Syfy and Kelsey Stephanides’ Magical Girl Friendship Squad is about a pair of well-meaning but aimless roommates who spend their days stressing about paying the rent on time, holding down jobs to pay said rent, and, occasionally, transforming into a pair of magical girls tasked with protecting the planet from interdimensional evils. Also, they smoke and drink a lot, because they’re—and this is important—going through some stuff.
Equal parts Broad City and Sailor Moon, Magical Girl Friendship Squad presents its heroines, Alex (Quinta Brunson) and Daisy (Anna Akana), as being the exact sort of mismatched, unlikely duo that’s defined this particular genre of action/adventure animation. Alex’s optimistic proactivity is matched with Daisy’s nonchalant, over-it-all energy, and different as the two are, they balance each other out in a way that makes them strong friends and even stronger warriors when they first encounter Nut (Ana Gasteyer), a talking red panda from another universe.
Though the girls’ real-world problems never stop demanding their attention, when Nut presents them with the opportunity to become her chosen heroes, they go for it with a speed that leaves little time for questioning. It all works because the series is less concerned with being a full-on sendup of the anime that inspired it, and more interested in the silly ways we fantasize about and project ourselves into them.
Though Magical Girl Friendship Squad’s aimed at a very different audience than, say, Craig of the Creek or She-Ra and the Princesses of Power, the cultural influences underpinning the shows are remarkably similar. What makes it “adult” isn’t really its coarse sense of humor or mature content, but rather that Alex and Daisy see their adventures as a fun escape from the mundane stresses of their everyday lives, and not just a responsibility they were fated to take up.

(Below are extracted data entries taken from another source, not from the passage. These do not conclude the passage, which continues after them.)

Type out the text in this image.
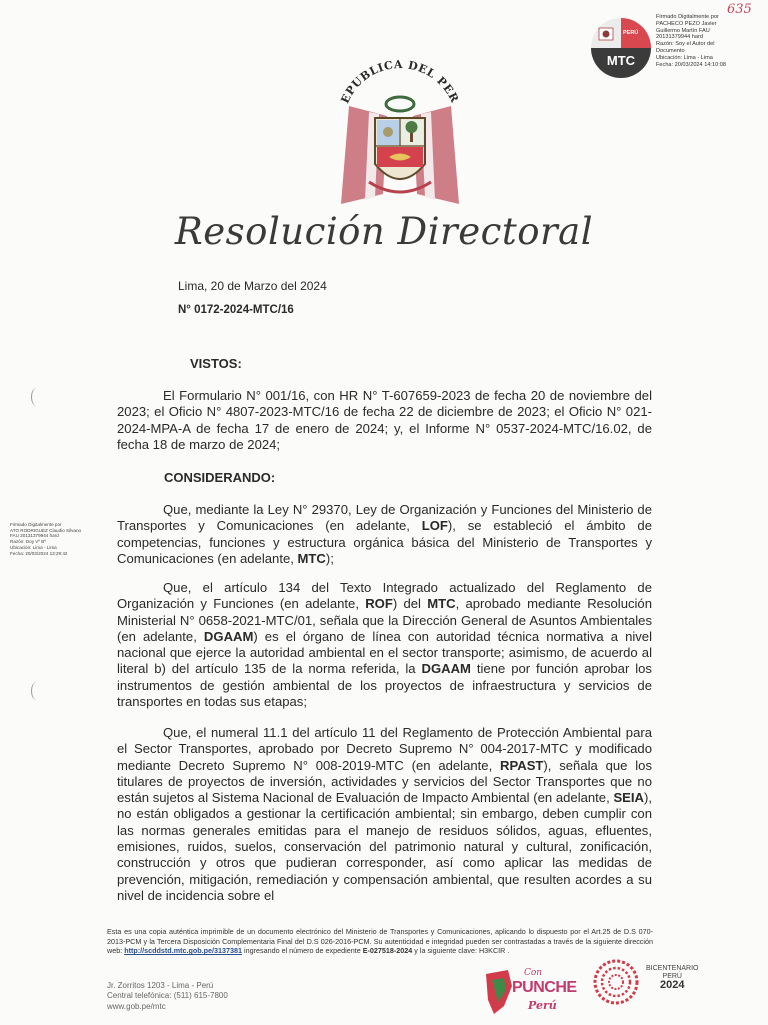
635
MTC
PERÚ
Firmado Digitalmente por
PACHECO PEZO Javier
Guillermo Martín FAU
20131379944 hard
Razón: Soy el Autor del
Documento
Ubicación: Lima - Lima
Fecha: 20/03/2024 14:10:08
EPUBLICA DEL PER
Resolución Directoral
Lima, 20 de Marzo del 2024
N° 0172-2024-MTC/16
Firmado Digitalmente por
ATO RODRIGUEZ Claudio Silvano
FAU 20131379944 hard
Razón: Doy Vº Bº
Ubicación: Lima - Lima
Fecha: 20/03/2024 13:29:42
VISTOS:
El Formulario N° 001/16, con HR N° T-607659-2023 de fecha 20 de noviembre del 2023; el Oficio N° 4807-2023-MTC/16 de fecha 22 de diciembre de 2023; el Oficio N° 021-2024-MPA-A de fecha 17 de enero de 2024; y, el Informe N° 0537-2024-MTC/16.02, de fecha 18 de marzo de 2024;
CONSIDERANDO:
Que, mediante la Ley N° 29370, Ley de Organización y Funciones del Ministerio de Transportes y Comunicaciones (en adelante, LOF), se estableció el ámbito de competencias, funciones y estructura orgánica básica del Ministerio de Transportes y Comunicaciones (en adelante, MTC);
Que, el artículo 134 del Texto Integrado actualizado del Reglamento de Organización y Funciones (en adelante, ROF) del MTC, aprobado mediante Resolución Ministerial N° 0658-2021-MTC/01, señala que la Dirección General de Asuntos Ambientales (en adelante, DGAAM) es el órgano de línea con autoridad técnica normativa a nivel nacional que ejerce la autoridad ambiental en el sector transporte; asimismo, de acuerdo al literal b) del artículo 135 de la norma referida, la DGAAM tiene por función aprobar los instrumentos de gestión ambiental de los proyectos de infraestructura y servicios de transportes en todas sus etapas;
Que, el numeral 11.1 del artículo 11 del Reglamento de Protección Ambiental para el Sector Transportes, aprobado por Decreto Supremo N° 004-2017-MTC y modificado mediante Decreto Supremo N° 008-2019-MTC (en adelante, RPAST), señala que los titulares de proyectos de inversión, actividades y servicios del Sector Transportes que no están sujetos al Sistema Nacional de Evaluación de Impacto Ambiental (en adelante, SEIA), no están obligados a gestionar la certificación ambiental; sin embargo, deben cumplir con las normas generales emitidas para el manejo de residuos sólidos, aguas, efluentes, emisiones, ruidos, suelos, conservación del patrimonio natural y cultural, zonificación, construcción y otros que pudieran corresponder, así como aplicar las medidas de prevención, mitigación, remediación y compensación ambiental, que resulten acordes a su nivel de incidencia sobre el
Esta es una copia auténtica imprimible de un documento electrónico del Ministerio de Transportes y Comunicaciones, aplicando lo dispuesto por el Art.25 de D.S 070-2013-PCM y la Tercera Disposición Complementaria Final del D.S 026-2016-PCM. Su autenticidad e integridad pueden ser contrastadas a través de la siguiente dirección web: http://scddstd.mtc.gob.pe/3137381 ingresando el número de expediente E-027518-2024 y la siguiente clave: H3KCIR .
Jr. Zorritos 1203 - Lima - Perú
Central telefónica: (511) 615-7800
www.gob.pe/mtc
Con
PUNCHE
Perú
BICENTENARIO
PERÚ
2024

The wish the story fulfills for its heroes is one of escape—it frees Alex and Daisy to muck around in fly-ass, scandalous outfits, both for the betterment of the world and for their own emotional satisfaction (something the girls both deserve). Each time Alex pops open her birth control case and Daisy takes a hit off her Tom Selleck bong—the magical items that trigger their transformations—they’re choosing to shift their focus away from say, content creation for a megacorporation or wallowing in feelings about a bad breakup. They’re taking down monsters seeking to wreak havoc on reality, but they’re also choosing to do so because the transformations and the costumes are all just fun, which is the sort of idea that series in this space could stand to work with more.
Off the wall as Magical Girl Friendship Squad is, it never lets either Alex or Daisy fully lose their connection to their everyday lives, and it repeatedly reminds you that the girls are still beholden to the responsibilities they so desperately wish to get away from. Sure, Nut’s missions make it easier for Daisy to avoid dealing with her commitment issues and Alex to keep putting off working up the courage to speak to her crush at the local coffee shop. But with each of their victories on the battlefield comes the realization that they’ve got to head back to their apartment, where all of their regular problems are still waiting for them.
Though the girls go toe-to-toe with demons, godlike beings, and legions of Nut’s crazed stans from the parallel universe, Magical Girl Friendship Squad always comes back to the idea that dragging one’s self out of bed in the morning to perform adulthood is often the singularly most soul-draining thing that people are forced to do. That’s an unfortunate reality that the show knows its viewers all have to contend with eventually, but it also wants you to bear in mind that, crappy as things might seem or actually be in the moment, it’s perfectly fine to wanna escape and dissociate for a little while just to give your mind a rest.
Magical Girl Friendship Squad—which also stars Christine Baranski and Manny Jacinto—has a few of its episodes currently streaming on Syfy’s website.